Люди похожи на дома. Для чужих глаз предназначены фасады в мягком свете фонарей и аккуратные сады. Фотографии родных на стене. Зеркало над каминной полкой. Мы тщательно выбираем, что показывать другим. А вот происходящее за закрытыми дверями, когда гости ушли, – уже тайна. Конечно, не все и не всегда. Иногда мы пускаем внутрь друзей. Тех, кому безоговорочно верим. Иногда разрешаем им осмотреться. Иногда даже пристраиваем для них комнаты. И все же в кое-какие места хода нет никому. Чердаки со старой мебелью. Забитые хламом подвалы. Заваленные рухлядью лазы. Там мы прячем свои тайны. Иногда – хотя нет, весьма часто – мы и сами хотим о них забыть.
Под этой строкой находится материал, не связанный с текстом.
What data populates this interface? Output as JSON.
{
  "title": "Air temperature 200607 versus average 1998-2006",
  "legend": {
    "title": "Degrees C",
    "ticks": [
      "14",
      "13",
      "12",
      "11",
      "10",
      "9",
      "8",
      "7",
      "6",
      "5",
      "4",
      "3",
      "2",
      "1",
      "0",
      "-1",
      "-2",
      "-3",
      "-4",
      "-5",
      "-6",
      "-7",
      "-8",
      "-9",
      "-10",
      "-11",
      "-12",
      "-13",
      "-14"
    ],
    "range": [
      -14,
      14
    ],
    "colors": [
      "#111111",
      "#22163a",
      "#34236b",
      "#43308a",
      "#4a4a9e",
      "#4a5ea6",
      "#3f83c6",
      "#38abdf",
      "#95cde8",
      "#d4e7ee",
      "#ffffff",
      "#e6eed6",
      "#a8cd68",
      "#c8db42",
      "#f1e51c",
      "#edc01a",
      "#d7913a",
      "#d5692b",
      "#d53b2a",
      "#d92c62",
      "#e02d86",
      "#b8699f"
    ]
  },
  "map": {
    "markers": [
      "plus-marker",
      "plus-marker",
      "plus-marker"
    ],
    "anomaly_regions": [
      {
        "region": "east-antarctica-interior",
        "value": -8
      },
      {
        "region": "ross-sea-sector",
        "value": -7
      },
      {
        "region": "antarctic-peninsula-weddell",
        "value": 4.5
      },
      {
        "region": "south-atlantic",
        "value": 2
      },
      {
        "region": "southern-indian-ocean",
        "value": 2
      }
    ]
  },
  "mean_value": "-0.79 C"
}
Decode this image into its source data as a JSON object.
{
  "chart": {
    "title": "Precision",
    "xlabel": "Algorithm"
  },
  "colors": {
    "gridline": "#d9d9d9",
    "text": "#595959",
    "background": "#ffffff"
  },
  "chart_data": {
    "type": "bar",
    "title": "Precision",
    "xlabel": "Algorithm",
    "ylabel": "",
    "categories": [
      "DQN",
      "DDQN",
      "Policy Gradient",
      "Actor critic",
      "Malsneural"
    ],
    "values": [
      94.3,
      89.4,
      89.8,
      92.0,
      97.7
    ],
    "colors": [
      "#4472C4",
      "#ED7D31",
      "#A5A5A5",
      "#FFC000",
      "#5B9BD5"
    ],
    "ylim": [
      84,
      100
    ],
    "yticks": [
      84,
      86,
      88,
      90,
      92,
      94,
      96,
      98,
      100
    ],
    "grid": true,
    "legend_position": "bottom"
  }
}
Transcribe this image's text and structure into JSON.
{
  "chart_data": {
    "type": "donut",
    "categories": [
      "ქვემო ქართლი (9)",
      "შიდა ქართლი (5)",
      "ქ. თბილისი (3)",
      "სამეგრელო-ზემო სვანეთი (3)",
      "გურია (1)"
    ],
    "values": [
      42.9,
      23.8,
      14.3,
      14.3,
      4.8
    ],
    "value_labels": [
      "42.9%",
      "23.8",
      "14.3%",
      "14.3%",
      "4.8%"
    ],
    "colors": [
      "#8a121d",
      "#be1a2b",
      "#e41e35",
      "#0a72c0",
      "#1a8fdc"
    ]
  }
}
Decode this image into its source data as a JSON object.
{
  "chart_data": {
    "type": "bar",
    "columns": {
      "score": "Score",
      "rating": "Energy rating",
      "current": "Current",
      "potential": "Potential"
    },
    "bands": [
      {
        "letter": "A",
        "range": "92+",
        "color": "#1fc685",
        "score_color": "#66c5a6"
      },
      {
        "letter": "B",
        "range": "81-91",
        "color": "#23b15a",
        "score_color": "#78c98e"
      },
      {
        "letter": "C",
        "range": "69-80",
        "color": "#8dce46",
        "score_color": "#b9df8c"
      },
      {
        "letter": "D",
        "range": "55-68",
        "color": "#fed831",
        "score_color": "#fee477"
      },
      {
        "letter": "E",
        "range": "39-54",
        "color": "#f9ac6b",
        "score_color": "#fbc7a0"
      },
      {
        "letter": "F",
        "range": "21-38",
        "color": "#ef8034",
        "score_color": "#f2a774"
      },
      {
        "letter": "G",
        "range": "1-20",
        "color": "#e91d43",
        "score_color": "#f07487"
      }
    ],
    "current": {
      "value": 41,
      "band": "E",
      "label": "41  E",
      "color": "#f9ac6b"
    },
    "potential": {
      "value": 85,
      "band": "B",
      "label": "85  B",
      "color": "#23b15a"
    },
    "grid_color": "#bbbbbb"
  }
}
Чтобы понять случившееся в «Буфетной Присциллы», пришлось вернуться далеко-далеко назад, в почти забытое место. У меня таких много. Накопились за годы. Многие остались глубоко внизу, в подвале дома, где с тех пор достроили много этажей. В детстве мой дом был размером как раз для ребенка. И совсем простым. Никаких чердаков и подвалов. Никаких лабиринтов, где поджидают чудовища. Играть в «домик» было проще простого. Никаких запретных комнат, треснувших зеркал, мертвых зон. А игру в «домик» девочки начинают сызмальства. Самое привычное занятие. Заглядываешь к другу в гости, переставляешь мебель. Одалживаешь игрушки, забавы, жизни. С этого мы с Кэти и начали. С безобидной детской игры. Уже потом она превратилась в нечто иное, а вначале все было просто. Мы построили свою крепость из подушек. И чудесный игрушечный домик в пастельных тонах.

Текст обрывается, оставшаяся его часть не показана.